YUCCA FOREST - CODAworx

YUCCA FOREST

Submitted by Jill Sykes

Client: Museum of Art History - MOAH

Location: Lancaster, CA, United States

Completion date: 2014

Artwork budget: $12,000

Project Team

Artist

Jill Sykes

Jill Sykes LTD.

Industry Resource

Taryn Wilson

Signs & Designs

Overview

For the Yucca Forest, my site-specific installation in MOAH’s Jewel Box Gallery windows, I wanted to focus specifically on indigenous plants of the region, the Antelope Valley. I worked to refine the complexity of the yucca trees into silhouetted shapes that form a blooming white forest overlooking Lancaster Blvd.

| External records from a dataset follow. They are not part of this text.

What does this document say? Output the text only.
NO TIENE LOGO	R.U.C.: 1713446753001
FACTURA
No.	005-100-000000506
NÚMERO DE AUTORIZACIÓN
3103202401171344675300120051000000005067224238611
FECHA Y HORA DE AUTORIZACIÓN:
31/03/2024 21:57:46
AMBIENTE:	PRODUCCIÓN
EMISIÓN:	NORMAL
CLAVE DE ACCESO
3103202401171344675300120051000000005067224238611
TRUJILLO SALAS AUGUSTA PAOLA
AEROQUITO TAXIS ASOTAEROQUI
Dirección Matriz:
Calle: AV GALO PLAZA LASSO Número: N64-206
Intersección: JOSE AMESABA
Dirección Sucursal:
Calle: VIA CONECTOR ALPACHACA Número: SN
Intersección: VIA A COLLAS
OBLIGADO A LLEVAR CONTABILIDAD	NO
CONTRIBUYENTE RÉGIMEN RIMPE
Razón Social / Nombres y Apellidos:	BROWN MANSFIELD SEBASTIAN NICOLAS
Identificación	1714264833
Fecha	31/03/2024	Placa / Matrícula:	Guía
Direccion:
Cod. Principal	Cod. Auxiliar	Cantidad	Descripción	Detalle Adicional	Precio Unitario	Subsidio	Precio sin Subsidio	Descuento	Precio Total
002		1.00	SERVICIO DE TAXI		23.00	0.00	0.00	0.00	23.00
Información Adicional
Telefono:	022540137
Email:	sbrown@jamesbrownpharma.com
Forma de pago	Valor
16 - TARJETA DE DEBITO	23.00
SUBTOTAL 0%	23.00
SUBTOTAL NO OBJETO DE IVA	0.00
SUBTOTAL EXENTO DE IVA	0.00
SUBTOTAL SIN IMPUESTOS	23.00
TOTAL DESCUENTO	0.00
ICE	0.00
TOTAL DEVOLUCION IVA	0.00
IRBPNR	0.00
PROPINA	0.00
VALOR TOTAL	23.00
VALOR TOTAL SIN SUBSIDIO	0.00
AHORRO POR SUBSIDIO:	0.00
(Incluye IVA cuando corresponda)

Beginning with some spontaneous iPhone photography, I amassed dozens of images of the trees. This photographic research became the basis for drawings which ultimately were translated into 18 nearly 10’ tall tree silhouettes cut out of white vinyl; the window space is approximately 10 x 40’ overall.

Goals

The Yucca Forest is based upon my silhouetted botanical paintings, and similar in concept to a previous project: Sycamore House, where I was commissioned to design an overall “pattern” of sycamore leaf shadows that were sandblasted onto the outside walls of a home in Pacific Palisades, CA. For this project I envisioned a white-on-white yucca forest with huge, lacy blossoms in various stages of development floating in the air above and beyond the blooming yuccas clustered on the glass, as well as the tall, gnarly burnt-out skeletal trees showing age and decay. From inside, the viewer can see the abstracted and amorphic shapes that form the individual trees; from the street below, the silhouettes overlap, creating a visual depth that changes depending upon where one stands.
It was vital that the trees be “readable” from the street as well as from inside the Gallery, and fabricating them in opaque white was always key: the ever changing sunlight coming through the windows creates shadows on the walls as well as the trees, and seeing them at night from the street, lit from inside, creates an entirely different perspective. The stark white against the desert sunsets was an added bonus.

Process

Inspired by my previous Sycamore House project, I was invited to create an installation for The Jewel Box Gallery at MOAH. I presented two different concepts, and Museum Director Andi Campogone selected the Yucca Forest. Once I had the window dimensions, I finalized my drawings and converted the scanned images into vector files for the vinyl plotting; the trees were enlarged to full size and fabricated by Signs & Designs in Lancaster, CA. The museum staff interns worked to “weed” the individual vinyl trees per my drawings, removing all the bits and pieces that didn’t belong, and then helped me install 18 yuccas - several of which rise close to the full 10’ height of the windows - onto the glass over a 3 day period.

Additional Information

Working in vinyl was new for me, but I knew the opacity of the material would create the desired “shadows out of shadows” effect I was aiming for. Part of the beauty of this project, once we settled on the Yucca Forest concept, was the complete freedom the Museum allowed me in terms of layout and design. There are seven gallery spaces at MOAH, and all seven exhibitions for this show - Contemporary Landscape from the Desert to the Sea - work together brilliantly, and the personalized support we all received from the Museum was spectacular.